AlSammarraie Alhasan, Househ Mowafa
Faculty College of Science and Engineering, Hamad Bin Khalifa University, Doha, Qatar1.
Acta Inform Med. 2025;33(1):4-10. doi: 10.5455/aim.2024.33.4-10.
Patient Education is a healthcare concept that involves educating the public with evidence-based medical information. This information surges their capabilities to promote a healthier life and better manage their conditions. LLM platforms have recently been introduced as powerful NLPs capable of producing human-sounding text and by extension patient education materials.
This study aims to conduct a scoping review to systematically map the existing literature on the use of LLMs for generating patient education materials.
The study followed JBI guidelines, searching five databases using set inclusion/exclusion criteria. A RAG-inspired framework was employed to extract the variables followed by a manual check to verify accuracy of extractions. In total, 21 variables were identified and grouped into five themes: Study Demographics, LLM Characteristics, Prompt-Related Variables, PEM Assessment, and Comparative Outcomes.
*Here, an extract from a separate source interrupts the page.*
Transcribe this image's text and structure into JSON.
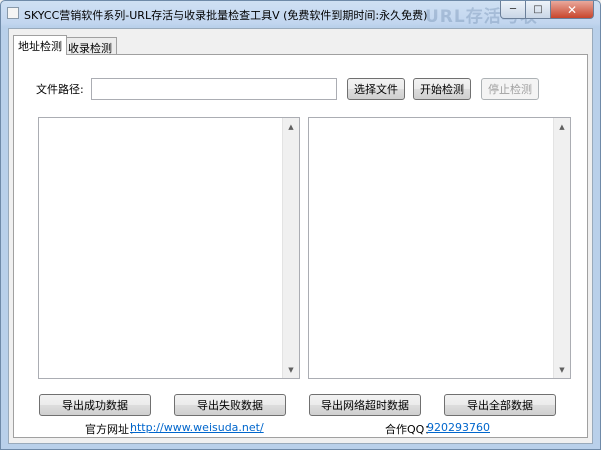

Results were reported from 69 studies. The United States contributed the largest number of studies. LLM models such as ChatGPT-4, ChatGPT-3.5, and Bard were the most investigated. Most studies evaluated the accuracy of LLM responses and the readability of LLM responses. Only 3 studies implemented external knowledge bases leveraging a RAG architecture. All studies except 3 conducted prompting in English. ChatGPT-4 was found to provide the most accurate responses in comparison with other models.
This review examined studies comparing large language models for generating patient education materials. ChatGPT-3.5 and ChatGPT-4 were the most evaluated. Accuracy and readability of responses were the main metrics of evaluation, while few studies used assessment frameworks, retrieval-augmented methods, or explored non-English cases.
患者教育是一种医疗保健理念,涉及用循证医学信息对公众进行教育。这些信息增强了他们促进更健康生活和更好管理自身病情的能力。大语言模型(LLM)平台最近作为强大的自然语言处理工具被引入,能够生成类似人类的文本,进而生成患者教育材料。
本研究旨在进行一项范围综述,以系统梳理关于使用大语言模型生成患者教育材料的现有文献。
本研究遵循循证卫生保健国际协作网(JBI)指南,使用设定的纳入/排除标准搜索五个数据库。采用一种受检索、生成、优化(RAG)启发的框架来提取变量,随后进行人工检查以验证提取的准确性。总共识别出21个变量,并将其分为五个主题:研究人口统计学、大语言模型特征、提示相关变量、患者教育材料评估和比较结果。
69项研究报告了结果。美国的研究数量最多。ChatGPT-4、ChatGPT-3.5和Bard等大语言模型是研究最多的。大多数研究评估了大语言模型回答的准确性和可读性。只有3项研究利用RAG架构实施了外部知识库。除3项研究外,所有研究均以英语进行提示。与其他模型相比,ChatGPT-4被发现能提供最准确的回答。
本综述审视了比较用于生成患者教育材料的大语言模型的研究。ChatGPT-3.5和ChatGPT-4是评估最多的。回答的准确性和可读性是主要评估指标,而很少有研究使用评估框架、检索增强方法或探索非英语案例。